Quatro dias depois, em 14 de dezembro, Frias divulgou nota afirmando que o filme não havia recebido “um único centavo” de Vorcaro, dono do Banco Master.
Relação com Vorcaro
Em entrevista concedida em 18 de dezembro de 2024 ao jornalista Paulo Figueiredo, Frias reconheceu agradecimentos ao banqueiro, mas sustentou que Vorcaro não seria investidor direto, e sim responsável por trazer outros financiadores. “A única coisa que eu tratei com o Daniel Vorcaro foi sobre o filme. Se eu falei com o Daniel Vorcaro no telefone três vezes foi muito. Sempre nesse sentido: ‘olha, as coisas estão indo bem, o projeto tá bem, obrigado, vai ser um sucesso’”, declarou.

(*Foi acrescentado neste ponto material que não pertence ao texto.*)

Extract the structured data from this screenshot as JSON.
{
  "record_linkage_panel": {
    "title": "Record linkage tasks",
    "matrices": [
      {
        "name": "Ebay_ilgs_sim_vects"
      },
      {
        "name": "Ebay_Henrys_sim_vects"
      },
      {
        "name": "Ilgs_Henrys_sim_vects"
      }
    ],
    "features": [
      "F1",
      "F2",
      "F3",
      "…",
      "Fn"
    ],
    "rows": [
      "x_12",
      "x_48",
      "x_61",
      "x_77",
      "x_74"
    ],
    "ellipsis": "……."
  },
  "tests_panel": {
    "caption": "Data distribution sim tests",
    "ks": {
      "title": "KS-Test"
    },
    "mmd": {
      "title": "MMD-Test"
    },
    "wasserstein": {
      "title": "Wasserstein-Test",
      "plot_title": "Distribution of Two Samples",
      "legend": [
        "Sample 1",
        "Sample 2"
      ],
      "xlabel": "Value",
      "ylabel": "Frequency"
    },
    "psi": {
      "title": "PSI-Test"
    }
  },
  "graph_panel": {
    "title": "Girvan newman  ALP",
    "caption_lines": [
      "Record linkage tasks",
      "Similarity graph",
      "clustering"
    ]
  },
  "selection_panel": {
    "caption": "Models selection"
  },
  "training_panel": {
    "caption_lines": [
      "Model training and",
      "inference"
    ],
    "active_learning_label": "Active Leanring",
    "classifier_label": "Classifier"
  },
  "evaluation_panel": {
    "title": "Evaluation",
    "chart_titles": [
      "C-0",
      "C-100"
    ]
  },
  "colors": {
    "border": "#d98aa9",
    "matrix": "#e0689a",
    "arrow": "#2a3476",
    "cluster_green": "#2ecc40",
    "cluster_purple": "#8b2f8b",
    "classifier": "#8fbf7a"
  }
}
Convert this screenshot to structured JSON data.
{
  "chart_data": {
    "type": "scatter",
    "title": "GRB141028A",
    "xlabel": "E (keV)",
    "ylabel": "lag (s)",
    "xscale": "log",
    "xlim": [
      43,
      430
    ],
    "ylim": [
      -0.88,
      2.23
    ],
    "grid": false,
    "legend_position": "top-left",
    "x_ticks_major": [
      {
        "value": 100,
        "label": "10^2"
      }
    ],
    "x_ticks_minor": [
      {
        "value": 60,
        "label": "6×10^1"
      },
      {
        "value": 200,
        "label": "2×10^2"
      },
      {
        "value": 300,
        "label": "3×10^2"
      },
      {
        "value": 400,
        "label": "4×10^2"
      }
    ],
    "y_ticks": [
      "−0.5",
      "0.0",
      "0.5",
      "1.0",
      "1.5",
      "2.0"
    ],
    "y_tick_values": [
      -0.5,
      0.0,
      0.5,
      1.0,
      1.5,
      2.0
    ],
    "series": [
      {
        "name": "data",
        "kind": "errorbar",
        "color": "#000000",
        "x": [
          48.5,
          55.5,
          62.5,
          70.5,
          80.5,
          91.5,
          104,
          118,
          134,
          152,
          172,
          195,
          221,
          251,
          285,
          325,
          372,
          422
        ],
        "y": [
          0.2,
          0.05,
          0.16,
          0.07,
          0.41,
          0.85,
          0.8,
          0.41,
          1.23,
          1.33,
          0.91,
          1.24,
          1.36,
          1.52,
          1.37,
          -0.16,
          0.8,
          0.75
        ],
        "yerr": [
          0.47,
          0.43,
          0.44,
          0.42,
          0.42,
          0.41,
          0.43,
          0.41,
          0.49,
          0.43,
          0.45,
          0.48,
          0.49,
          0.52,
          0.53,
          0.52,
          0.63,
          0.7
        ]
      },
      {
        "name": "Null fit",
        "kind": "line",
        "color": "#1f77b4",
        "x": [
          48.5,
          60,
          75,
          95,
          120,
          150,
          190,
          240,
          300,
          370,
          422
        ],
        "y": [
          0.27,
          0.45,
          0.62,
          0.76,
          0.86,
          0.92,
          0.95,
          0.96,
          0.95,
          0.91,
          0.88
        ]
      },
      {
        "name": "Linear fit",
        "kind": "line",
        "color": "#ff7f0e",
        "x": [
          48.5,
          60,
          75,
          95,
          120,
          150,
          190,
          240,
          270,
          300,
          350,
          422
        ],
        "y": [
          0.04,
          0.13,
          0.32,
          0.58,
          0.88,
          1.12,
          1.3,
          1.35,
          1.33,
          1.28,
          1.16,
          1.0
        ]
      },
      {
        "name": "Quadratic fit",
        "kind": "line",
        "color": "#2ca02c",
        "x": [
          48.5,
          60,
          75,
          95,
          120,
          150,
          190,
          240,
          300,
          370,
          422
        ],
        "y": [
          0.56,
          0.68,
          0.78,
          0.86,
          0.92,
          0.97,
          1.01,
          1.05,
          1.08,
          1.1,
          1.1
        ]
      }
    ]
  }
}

Segundo o Intercept, o áudio foi enviado pouco menos de uma hora após o horário previsto para um encontro entre Vorcaro e o senador Flávio Bolsonaro (PL-RJ), filho mais velho do ex-presidente e pré-candidato à Presidência.
Conversas posteriores
No dia 22 de dezembro de 2024, Frias e Vorcaro trocaram mensagens de texto. O deputado afirmou que o filme seria “o grande milagre”, capaz de tocar “milhões de pessoas em todo mundo” e teria “papel histórico imprescindível para futuras gerações”. Vorcaro respondeu: “Tenho certeza disso”. Frias acrescentou: “JB precisa ter sua verdadeira história revelada”, e concluiu: “2026 é do Brasil. Deus te abençoe, meu Brother”.
Em 15 de dezembro, Frias enviou ao banqueiro uma captura de tela de conversa com o diretor Cyrus Nowrasteh, que mencionava negociações preliminares e a possibilidade de convencer o ator Jim Caviezel a interpretar Bolsonaro. O cineasta alertava que o ator faria duas perguntas antes de aceitar: se poderia ler o roteiro e se seria bem remunerado.
Financiamento e produção
O Intercept revelou em 13 de maio que Vorcaro ajudou a financiar Dark Horse, com negociações envolvendo contatos diretos com Flávio Bolsonaro. Segundo a reportagem, o banqueiro chegou a pagar R$ 61 milhões.
Outra publicação do Intercept, também confirmada pela emissora, mostrou que o contrato de produção do filme listava Eduardo Bolsonaro e Mário Frias como produtores executivos. A produtora GoUp e os executivos tinham como atribuição captar recursos, preparar documentação para investidores e buscar incentivos fiscais, patrocínios e colocação de produtos.
Notas de Frias
Em 13 de dezembro, Frias divulgou nota negando aportes de Vorcaro e afirmando que o projeto vinha sofrendo “ataques direcionados” por motivações políticas e ideológicas. Posteriormente, recuou: disse que Banco Master e Vorcaro não figuravam formalmente como investidores diretos, mas que o relacionamento jurídico do projeto ocorria com a empresa Entre Investimentos.